Kulu, değerlendirmesinin devamında şunları dile getirdi:
“Devlet Alevileri tanımıyor, Alevilerin kültürünü de inancını da kabul etmiyor. Türkiye’de 25 milyon Kürt ve Kürt Alevi yaşamaktadır. Talebimiz; inancımızın, dilimizin Anayasal güvenceye alınmasıdır. Anayasal güvenceye alınmadığı sürece bu imha, inkâr ve asimilasyon politikaları devam edecektir. Biz bu hakkı alana kadar da mücadelemizi sürdürmeye devam edeceğiz ve bundan da vazgeçmeyeceğiz.”
"ALEVİLİK SÜNNİ MOTİFLERLE DEFORME EDİLİYOR"
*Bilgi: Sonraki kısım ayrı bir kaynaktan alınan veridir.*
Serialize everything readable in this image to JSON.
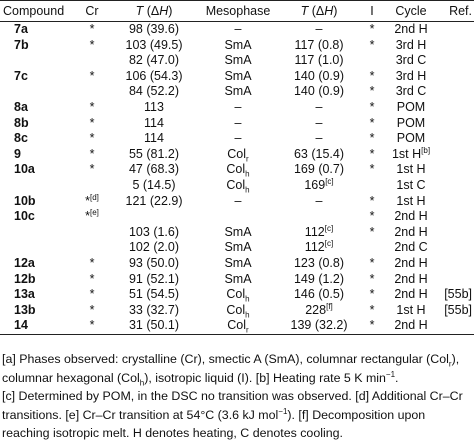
{
  "headers": {
    "compound": "Compound",
    "cr": "Cr",
    "t1": "T (ΔH)",
    "mesophase": "Mesophase",
    "t2": "T (ΔH)",
    "i": "I",
    "cycle": "Cycle",
    "ref": "Ref."
  },
  "rows": [
    {
      "compound": "7a",
      "cr": "*",
      "t1": "98 (39.6)",
      "meso": "–",
      "t2": "–",
      "i": "*",
      "cycle": "2nd H",
      "ref": ""
    },
    {
      "compound": "7b",
      "cr": "*",
      "t1": "103 (49.5)",
      "meso": "SmA",
      "t2": "117 (0.8)",
      "i": "*",
      "cycle": "3rd H",
      "ref": ""
    },
    {
      "compound": "",
      "cr": "",
      "t1": "82 (47.0)",
      "meso": "SmA",
      "t2": "117 (1.0)",
      "i": "",
      "cycle": "3rd C",
      "ref": ""
    },
    {
      "compound": "7c",
      "cr": "*",
      "t1": "106 (54.3)",
      "meso": "SmA",
      "t2": "140 (0.9)",
      "i": "*",
      "cycle": "3rd H",
      "ref": ""
    },
    {
      "compound": "",
      "cr": "",
      "t1": "84 (52.2)",
      "meso": "SmA",
      "t2": "140 (0.9)",
      "i": "*",
      "cycle": "3rd C",
      "ref": ""
    },
    {
      "compound": "8a",
      "cr": "*",
      "t1": "113",
      "meso": "–",
      "t2": "–",
      "i": "*",
      "cycle": "POM",
      "ref": ""
    },
    {
      "compound": "8b",
      "cr": "*",
      "t1": "114",
      "meso": "–",
      "t2": "–",
      "i": "*",
      "cycle": "POM",
      "ref": ""
    },
    {
      "compound": "8c",
      "cr": "*",
      "t1": "114",
      "meso": "–",
      "t2": "–",
      "i": "*",
      "cycle": "POM",
      "ref": ""
    },
    {
      "compound": "9",
      "cr": "*",
      "t1": "55 (81.2)",
      "meso": "Col",
      "meso_sub": "r",
      "t2": "63 (15.4)",
      "i": "*",
      "cycle": "1st H",
      "cycle_sup": "[b]",
      "ref": ""
    },
    {
      "compound": "10a",
      "cr": "*",
      "t1": "47 (68.3)",
      "meso": "Col",
      "meso_sub": "h",
      "t2": "169 (0.7)",
      "i": "*",
      "cycle": "1st H",
      "ref": ""
    },
    {
      "compound": "",
      "cr": "",
      "t1": "5 (14.5)",
      "meso": "Col",
      "meso_sub": "h",
      "t2": "169",
      "t2_sup": "[c]",
      "i": "",
      "cycle": "1st C",
      "ref": ""
    },
    {
      "compound": "10b",
      "cr": "*",
      "cr_sup": "[d]",
      "t1": "121 (22.9)",
      "meso": "–",
      "t2": "–",
      "i": "*",
      "cycle": "1st H",
      "ref": ""
    },
    {
      "compound": "10c",
      "cr": "*",
      "cr_sup": "[e]",
      "t1": "",
      "meso": "",
      "t2": "",
      "i": "*",
      "cycle": "2nd H",
      "ref": ""
    },
    {
      "compound": "",
      "cr": "",
      "t1": "103 (1.6)",
      "meso": "SmA",
      "t2": "112",
      "t2_sup": "[c]",
      "i": "*",
      "cycle": "2nd H",
      "ref": ""
    },
    {
      "compound": "",
      "cr": "",
      "t1": "102 (2.0)",
      "meso": "SmA",
      "t2": "112",
      "t2_sup": "[c]",
      "i": "",
      "cycle": "2nd C",
      "ref": ""
    },
    {
      "compound": "12a",
      "cr": "*",
      "t1": "93 (50.0)",
      "meso": "SmA",
      "t2": "123 (0.8)",
      "i": "*",
      "cycle": "2nd H",
      "ref": ""
    },
    {
      "compound": "12b",
      "cr": "*",
      "t1": "91 (52.1)",
      "meso": "SmA",
      "t2": "149 (1.2)",
      "i": "*",
      "cycle": "2nd H",
      "ref": ""
    },
    {
      "compound": "13a",
      "cr": "*",
      "t1": "51 (54.5)",
      "meso": "Col",
      "meso_sub": "h",
      "t2": "146 (0.5)",
      "i": "*",
      "cycle": "2nd H",
      "ref": "[55b]"
    },
    {
      "compound": "13b",
      "cr": "*",
      "t1": "33 (32.7)",
      "meso": "Col",
      "meso_sub": "h",
      "t2": "228",
      "t2_sup": "[f]",
      "i": "*",
      "cycle": "1st H",
      "ref": "[55b]"
    },
    {
      "compound": "14",
      "cr": "*",
      "t1": "31 (50.1)",
      "meso": "Col",
      "meso_sub": "r",
      "t2": "139 (32.2)",
      "i": "*",
      "cycle": "2nd H",
      "ref": ""
    }
  ],
  "notes": {
    "line1": "[a] Phases observed: crystalline (Cr), smectic A (SmA), columnar rectangular (Col",
    "line1_sub": "r",
    "line1_end": "),",
    "line2a": "columnar hexagonal (Col",
    "line2_sub": "h",
    "line2b": "), isotropic liquid (I). [b] Heating rate 5 K min",
    "line2_sup": "−1",
    "line2c": ".",
    "line3": "[c] Determined by POM, in the DSC no transition was observed. [d] Additional Cr–Cr",
    "line4a": "transitions. [e] Cr–Cr transition at 54°C (3.6 kJ mol",
    "line4_sup": "−1",
    "line4b": "). [f] Decomposition upon",
    "line5": "reaching isotropic melt. H denotes heating, C denotes cooling."
  }
}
Erdoğan'ın Hüseyin Gazi Cemevi’ni ziyaret etmesinin tesadüf olmadığını söyleyen İsmail Ateş de "Alevilere yönelik saldırı, nefret söylemi, linç girişimleri son bulmayacak. Alevilik Sünni motiflerle deforme ediliyor. Alevi-Bektaşiler Muharrem’i böyle bir saldırı ile karşılarken, İmam Hüseyin'in Kerbela’da katledildiği Muharrem’de, AKP’li Cumhurbaşkanı Erdoğan bir cemevini ziyaret edecek ve orucunu burada açacakmış. AKP'nin hükümet ettiği dönem boyunca, Aleviliği asimile etme çalışmaları artarak devam etmiştir" ifadelerini kullandı.
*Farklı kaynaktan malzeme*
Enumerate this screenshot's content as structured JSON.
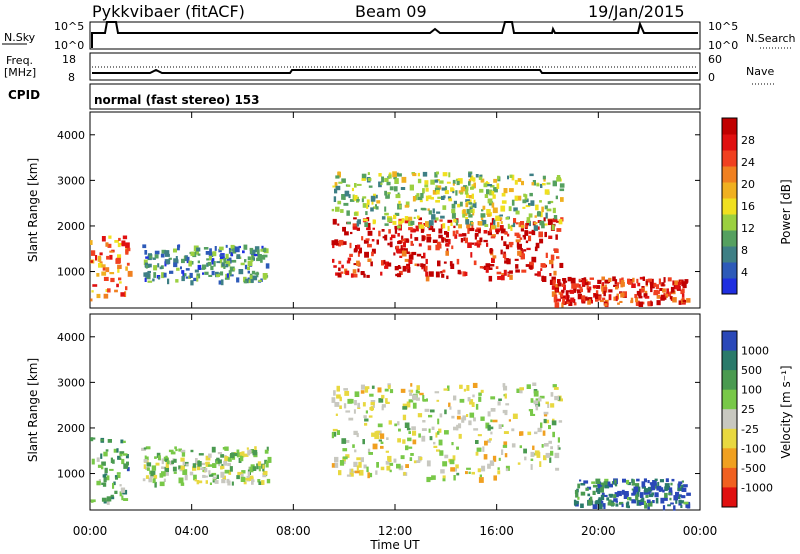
{
  "header": {
    "station": "Pykkvibaer (fitACF)",
    "beam": "Beam 09",
    "date": "19/Jan/2015"
  },
  "panels": {
    "nsky": {
      "label": "N.Sky",
      "ticks": [
        "10^5",
        "10^0"
      ],
      "right_label": "N.Search"
    },
    "freq": {
      "label_line1": "Freq.",
      "label_line2": "[MHz]",
      "left_ticks": [
        "18",
        "8"
      ],
      "right_ticks": [
        "60",
        "0"
      ],
      "right_label": "Nave"
    },
    "cpid": {
      "label": "CPID",
      "text": "normal (fast stereo) 153"
    }
  },
  "axes": {
    "ylabel": "Slant Range [km]",
    "xlabel": "Time UT",
    "yticks": [
      "1000",
      "2000",
      "3000",
      "4000"
    ],
    "xticks": [
      "00:00",
      "04:00",
      "08:00",
      "12:00",
      "16:00",
      "20:00",
      "00:00"
    ]
  },
  "colorbars": {
    "power": {
      "label": "Power [dB]",
      "ticks": [
        "4",
        "8",
        "12",
        "16",
        "20",
        "24",
        "28"
      ],
      "colors": [
        "#1f2fe0",
        "#2d5ab8",
        "#3e7f85",
        "#55a060",
        "#9bd040",
        "#f0e020",
        "#f0b020",
        "#f08020",
        "#f04020",
        "#e01010",
        "#c00000"
      ]
    },
    "velocity": {
      "label": "Velocity [m s⁻¹]",
      "ticks": [
        "1000",
        "500",
        "100",
        "25",
        "-25",
        "-100",
        "-500",
        "-1000"
      ],
      "colors": [
        "#2a48b8",
        "#2a7a6a",
        "#4a9a50",
        "#78c848",
        "#c8c8c0",
        "#e8d840",
        "#f0a020",
        "#f06020",
        "#e01010"
      ]
    }
  },
  "chart_data": [
    {
      "type": "heatmap",
      "title": "Power",
      "xlabel": "Time UT",
      "ylabel": "Slant Range [km]",
      "xlim": [
        0,
        24
      ],
      "ylim": [
        200,
        4500
      ],
      "colorbar": "Power [dB]",
      "blobs": [
        {
          "t0": 0.0,
          "t1": 1.5,
          "r0": 400,
          "r1": 1800,
          "level": 0.7
        },
        {
          "t0": 2.0,
          "t1": 7.0,
          "r0": 800,
          "r1": 1600,
          "level": 0.25
        },
        {
          "t0": 9.5,
          "t1": 18.5,
          "r0": 900,
          "r1": 2200,
          "level": 0.9
        },
        {
          "t0": 9.5,
          "t1": 18.5,
          "r0": 2000,
          "r1": 3200,
          "level": 0.4
        },
        {
          "t0": 18.0,
          "t1": 23.5,
          "r0": 300,
          "r1": 900,
          "level": 0.85
        }
      ]
    },
    {
      "type": "heatmap",
      "title": "Velocity",
      "xlabel": "Time UT",
      "ylabel": "Slant Range [km]",
      "xlim": [
        0,
        24
      ],
      "ylim": [
        200,
        4500
      ],
      "colorbar": "Velocity [m s-1]",
      "blobs": [
        {
          "t0": 0.0,
          "t1": 1.5,
          "r0": 400,
          "r1": 1800,
          "level": 0.3
        },
        {
          "t0": 2.0,
          "t1": 7.0,
          "r0": 800,
          "r1": 1600,
          "level": 0.45
        },
        {
          "t0": 9.5,
          "t1": 18.5,
          "r0": 900,
          "r1": 3000,
          "level": 0.5
        },
        {
          "t0": 19.0,
          "t1": 23.5,
          "r0": 300,
          "r1": 900,
          "level": 0.15
        }
      ]
    }
  ]
}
"İBADET YERİMİZ, KABUL YERİMİZ DEĞİLDİR"
Erdoğan'ın ziyaretinin dört yöneticinin kabulüyle yapıldığına dikkati çeken Ateş, dernek ve vakıf yönetiminin büyük bir kısmının haberdar edilmediğini hatırlattı.
Ateş, devamında şunları söyledi:
"İbadet yerimiz, kabul yerimiz değildir. Ziyaret için makamlarımız var. Cemevleri, Alevilerin ibadethaneleri, kutsalıdır. Devlet yöneticilerinden randevu talep ettiğimizde bizleri camilerde mi misafir ediyorlar? Bırakın Cumhurbaşkanı’nı, Valiyi, Diyanet İşleri Başkanı’nı ziyaret etsek, bizleri haklı olarak makamında kabul edecekler. Neden Cemevlerimizi bu tür ziyaretlere alet ediyorlar? Cemevlerine 'cümbüş evi’ diyen AKP’li Cumhurbaşkanı değil miydi? Bu reva mıdır şimdi?"
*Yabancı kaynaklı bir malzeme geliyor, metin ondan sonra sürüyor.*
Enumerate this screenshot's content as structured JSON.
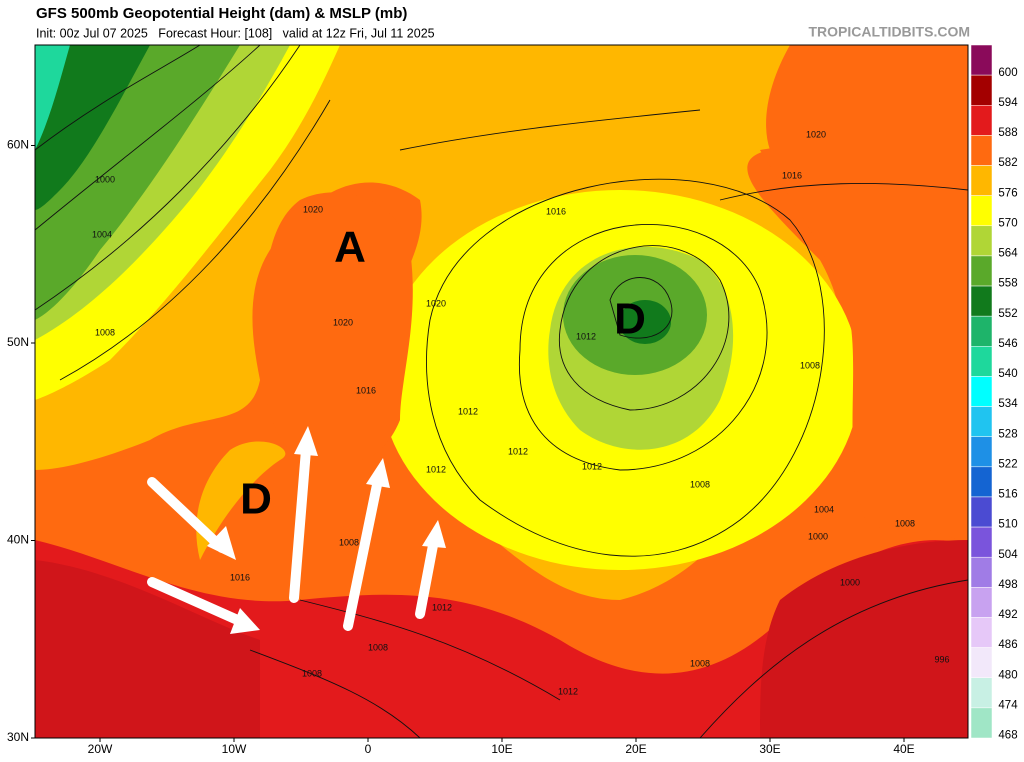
{
  "header": {
    "title": "GFS 500mb Geopotential Height (dam) & MSLP (mb)",
    "subtitle": "Init: 00z Jul 07 2025   Forecast Hour: [108]   valid at 12z Fri, Jul 11 2025",
    "source": "TROPICALTIDBITS.COM"
  },
  "map": {
    "lat_ticks": [
      {
        "value": 60,
        "label": "60N"
      },
      {
        "value": 50,
        "label": "50N"
      },
      {
        "value": 40,
        "label": "40N"
      },
      {
        "value": 30,
        "label": "30N"
      }
    ],
    "lon_ticks": [
      {
        "value": -20,
        "label": "20W"
      },
      {
        "value": -10,
        "label": "10W"
      },
      0,
      {
        "value": 10,
        "label": "10E"
      },
      {
        "value": 20,
        "label": "20E"
      },
      {
        "value": 30,
        "label": "30E"
      },
      {
        "value": 40,
        "label": "40E"
      }
    ],
    "annotations": [
      "A",
      "D",
      "D"
    ],
    "isobar_labels": [
      "1000",
      "1004",
      "1008",
      "1020",
      "1020",
      "1016",
      "1020",
      "1016",
      "1012",
      "1012",
      "1012",
      "1012",
      "1012",
      "1008",
      "1008",
      "1004",
      "1000",
      "1000",
      "1008",
      "1012",
      "1008",
      "1016",
      "1008",
      "1012",
      "1008",
      "996",
      "1020",
      "1016",
      "1008"
    ]
  },
  "colorbar": {
    "levels": [
      600,
      594,
      588,
      582,
      576,
      570,
      564,
      558,
      552,
      546,
      540,
      534,
      528,
      522,
      516,
      510,
      504,
      498,
      492,
      486,
      480,
      474,
      468
    ],
    "colors": [
      "#8a0a5a",
      "#a30000",
      "#e31a1c",
      "#ff6a10",
      "#ffb700",
      "#ffff00",
      "#b0d636",
      "#5aa92a",
      "#117a1c",
      "#1eb46a",
      "#1ed89c",
      "#00ffff",
      "#20c4f0",
      "#1e90e6",
      "#1464d2",
      "#4b4bd2",
      "#7a54dc",
      "#a07ce6",
      "#c8a2f0",
      "#e6c8f8",
      "#f2e8fa",
      "#c8f0e4",
      "#a0e6c6"
    ]
  }
}
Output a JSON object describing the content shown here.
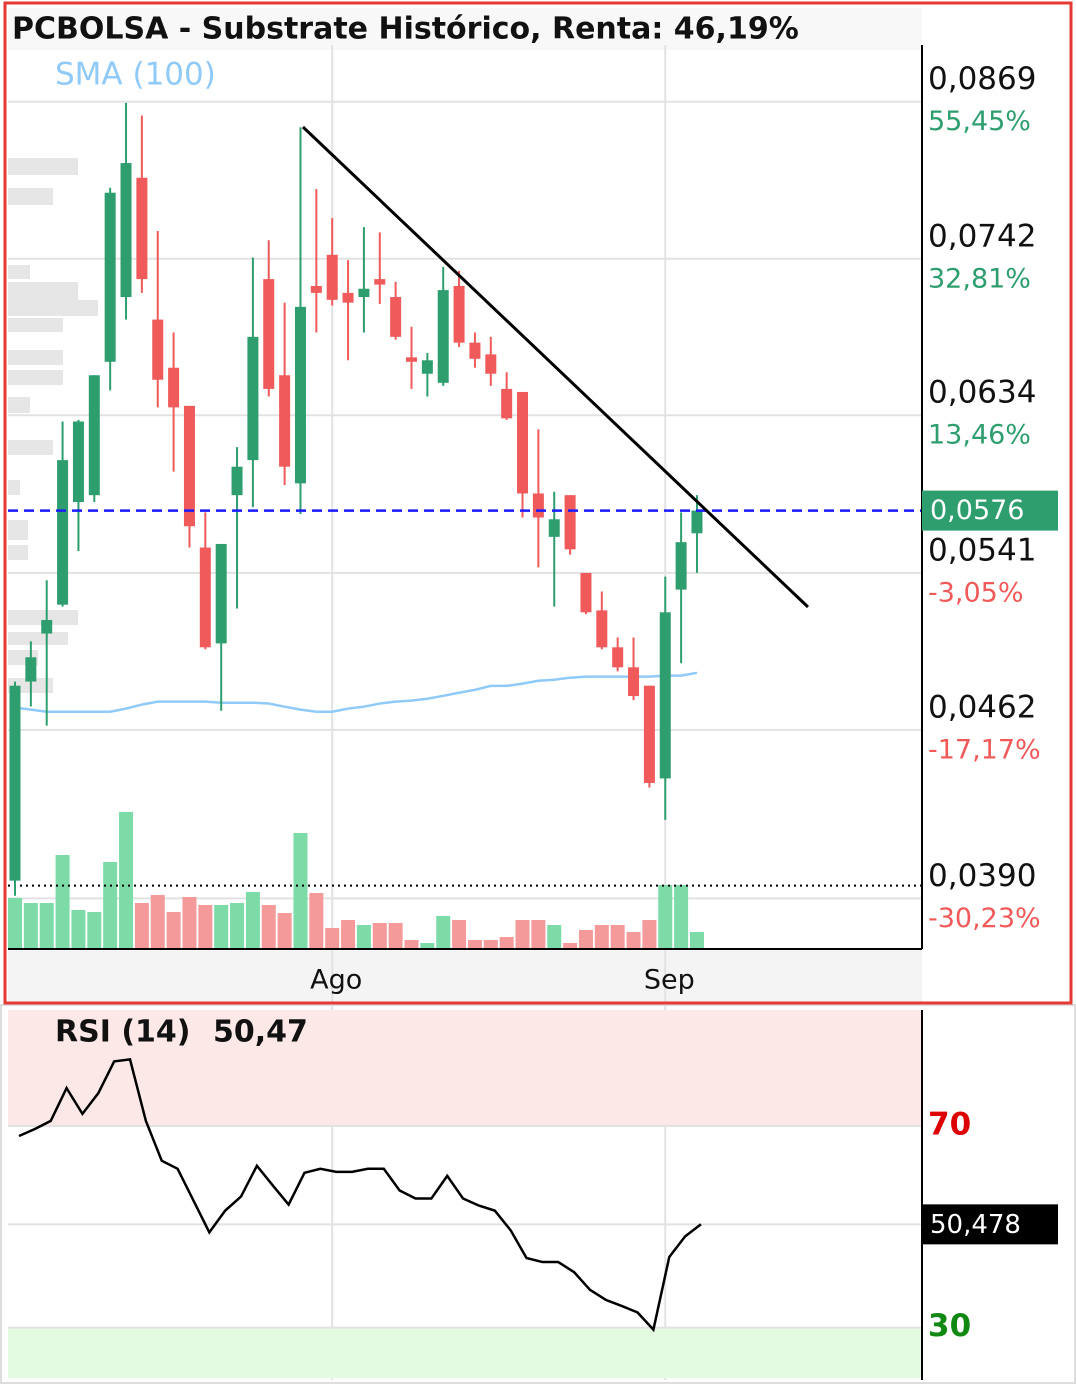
{
  "chart_data": [
    {
      "type": "candlestick",
      "title": "PCBOLSA - Substrate Histórico, Renta: 46,19%",
      "categories": [
        null,
        null,
        null,
        null,
        null,
        null,
        null,
        null,
        null,
        null,
        null,
        null,
        null,
        null,
        null,
        null,
        null,
        null,
        null,
        null,
        "Ago",
        null,
        null,
        null,
        null,
        null,
        null,
        null,
        null,
        null,
        null,
        null,
        null,
        null,
        null,
        null,
        null,
        null,
        null,
        null,
        null,
        "Sep",
        null,
        null
      ],
      "open": [
        0.0397,
        0.0485,
        0.0509,
        0.0524,
        0.0581,
        0.0585,
        0.0669,
        0.0714,
        0.0805,
        0.0698,
        0.0665,
        0.064,
        0.0555,
        0.0504,
        0.0585,
        0.0606,
        0.0727,
        0.066,
        0.0592,
        0.0722,
        0.0745,
        0.0717,
        0.0714,
        0.0727,
        0.0714,
        0.0672,
        0.0661,
        0.0655,
        0.0722,
        0.0682,
        0.0674,
        0.0651,
        0.0649,
        0.0586,
        0.0561,
        0.0585,
        0.0541,
        0.0521,
        0.0502,
        0.0492,
        0.0483,
        0.044,
        0.0532,
        0.0563
      ],
      "high": [
        0.0485,
        0.0505,
        0.0537,
        0.063,
        0.0631,
        0.066,
        0.0797,
        0.0868,
        0.0857,
        0.0763,
        0.0689,
        0.064,
        0.0575,
        0.0557,
        0.0614,
        0.0743,
        0.0756,
        0.071,
        0.0847,
        0.0796,
        0.0773,
        0.0741,
        0.0766,
        0.0762,
        0.0725,
        0.0693,
        0.0675,
        0.0736,
        0.0733,
        0.0689,
        0.0686,
        0.0662,
        0.0649,
        0.0625,
        0.0587,
        0.0585,
        0.0541,
        0.0531,
        0.0507,
        0.0507,
        0.0483,
        0.0539,
        0.0575,
        0.0585
      ],
      "low": [
        0.0391,
        0.0473,
        0.0464,
        0.0523,
        0.0553,
        0.0581,
        0.065,
        0.0698,
        0.0717,
        0.0639,
        0.0599,
        0.0555,
        0.0501,
        0.0471,
        0.0522,
        0.0578,
        0.0646,
        0.0591,
        0.0574,
        0.0689,
        0.0708,
        0.067,
        0.0689,
        0.0709,
        0.0684,
        0.0651,
        0.0646,
        0.0653,
        0.0679,
        0.0665,
        0.0653,
        0.0631,
        0.0572,
        0.0544,
        0.0523,
        0.0551,
        0.0519,
        0.0501,
        0.049,
        0.0476,
        0.0436,
        0.0422,
        0.0494,
        0.0541
      ],
      "close": [
        0.0483,
        0.0497,
        0.0516,
        0.0606,
        0.063,
        0.066,
        0.0793,
        0.0817,
        0.0727,
        0.0657,
        0.0639,
        0.0567,
        0.0502,
        0.0557,
        0.0602,
        0.0686,
        0.0651,
        0.0602,
        0.0707,
        0.0717,
        0.0712,
        0.071,
        0.072,
        0.0723,
        0.0686,
        0.0669,
        0.067,
        0.0719,
        0.0682,
        0.0671,
        0.0661,
        0.0632,
        0.0586,
        0.0572,
        0.0571,
        0.0554,
        0.052,
        0.0502,
        0.0492,
        0.0478,
        0.0438,
        0.052,
        0.0558,
        0.0576
      ],
      "volume": [
        50,
        45,
        45,
        93,
        38,
        36,
        86,
        136,
        45,
        53,
        36,
        51,
        43,
        43,
        45,
        56,
        43,
        35,
        115,
        55,
        20,
        28,
        23,
        25,
        25,
        8,
        5,
        32,
        28,
        8,
        8,
        11,
        28,
        28,
        23,
        5,
        18,
        23,
        23,
        16,
        28,
        63,
        63,
        16
      ],
      "up_color": "#2e9e6e",
      "down_color": "#f05a5a",
      "volume_up_color": "#7ddba8",
      "volume_down_color": "#f59a9a",
      "sma": {
        "name": "SMA (100)",
        "color": "#90caf9",
        "values": [
          0.04725,
          0.04715,
          0.04705,
          0.04705,
          0.04705,
          0.04705,
          0.04705,
          0.0472,
          0.04739,
          0.04753,
          0.04753,
          0.04753,
          0.04753,
          0.04748,
          0.04748,
          0.04748,
          0.04744,
          0.04729,
          0.04715,
          0.04705,
          0.04705,
          0.0472,
          0.04729,
          0.04744,
          0.04753,
          0.04758,
          0.04767,
          0.04781,
          0.04796,
          0.0481,
          0.04829,
          0.04829,
          0.0484,
          0.04854,
          0.04859,
          0.04869,
          0.04874,
          0.04874,
          0.04874,
          0.04874,
          0.04874,
          0.04879,
          0.04879,
          0.04893
        ]
      },
      "log_scale": true,
      "ylim": [
        0.092,
        0.0371
      ],
      "yticks": [
        {
          "value": 0.0869,
          "label": "0,0869"
        },
        {
          "value": 0.0742,
          "label": "0,0742"
        },
        {
          "value": 0.0634,
          "label": "0,0634"
        },
        {
          "value": 0.0541,
          "label": "0,0541"
        },
        {
          "value": 0.0462,
          "label": "0,0462"
        },
        {
          "value": 0.039,
          "label": "0,0390"
        }
      ],
      "y_change_labels": [
        "55,45%",
        "32,81%",
        "13,46%",
        "-3,05%",
        "-17,17%",
        "-30,23%"
      ],
      "last_price": {
        "value": 0.0576,
        "label": "0,0576"
      },
      "low_line": 0.0395,
      "grid": true
    },
    {
      "type": "line",
      "title": "RSI (14)",
      "value_label": "50,47",
      "color": "#000000",
      "values": [
        68.0,
        69.4,
        71.0,
        77.5,
        72.4,
        76.5,
        82.8,
        83.2,
        71.0,
        63.1,
        61.5,
        55.2,
        48.9,
        53.2,
        56.0,
        62.1,
        58.2,
        54.4,
        60.7,
        61.5,
        60.9,
        60.9,
        61.5,
        61.5,
        57.2,
        55.6,
        55.6,
        60.1,
        55.6,
        54.2,
        53.2,
        49.3,
        43.8,
        43.0,
        43.0,
        41.0,
        37.5,
        35.5,
        34.3,
        33.0,
        29.6,
        44.0,
        48.1,
        50.5
      ],
      "ylim": [
        20,
        93
      ],
      "yticks": [
        70,
        30
      ],
      "ytick_colors": [
        "#dd0000",
        "#118811"
      ],
      "zone_colors": [
        "#fde8e8",
        "#e3fbe0"
      ],
      "last_value": {
        "value": 50.478,
        "label": "50,478"
      }
    }
  ]
}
"İKİYÜZLÜLÜKTEN BAŞKA BİR ŞEY DEĞİL"
Ziyaretin kabul edilebilir bir yanının olmadığını söyleyen Ateş, “Alevilerin taleplerini kabul etmeyerek, Madımak Katliamı zaman aşımı için ‘Hayırlı olsun’ diyeceksiniz, Madımak Oteli'ni utanç müzesi yapmayacak, cemevlerini ibadethane olarak kabul etmeyeceksiniz, Alevi köylerine zorla cami yaptıracak çocuklarımıza zorla Sünnilik anlatacaksınız, Alevilerle dalga geçer gibi köylerine, köprülere, tünellere Alevi katillerinin ismini vereceksiniz, sonra da bir cemevini ziyaret edip iftar yapacaksınız. Bu durum ikiyüzlülükten başka bir şey değildir" dedi.
"CÜMBÜŞ EVİ" SÖYLEMİ
Erdoğan'ın İstanbul Büyükşehir Belediye Başkanı olduğu dönemde cemevleri için "cümbüş evi" dediği iddiasını 2009 yılında, Yeniçağ gazetesi yazarı olduğu dönemde Sabahattin Önkibar kayda geçmişti.
Önkibar, 26 Kasım 2009 tarihli yazısında şu ifadeleri kullanmıştı:
"Neymiş efendim Dersim katliamı yeni bir Kerbela imiş.. Kim söylüyor bunu? Ülkenin Başbakan’ı... İyi de ben o Başbakan’ın yani Recep Bey’in başka sözlerini de hatırlıyorum.. Hangisini mi? Belediye Başkanlığı günlerinde Karacaahmet’de cemevi açma izni isteyen Alevi kardeşlerimize hitaben, 'Cemevi cümbüş evi, ne izni' demesini!.. Şimdi soruyorum size cemevine böyle bakan birinin ortaya çıkıp Dersim mugalatalarını yapması nasıl kabul edilebilir? Alevilerin inanç merkezlerini cümbüş evi olarak gören bir zihniyetin Dersim-Kerbela özdeşleştirmesinin sadece bir izahı olabilir ki o da ajitasyondur.."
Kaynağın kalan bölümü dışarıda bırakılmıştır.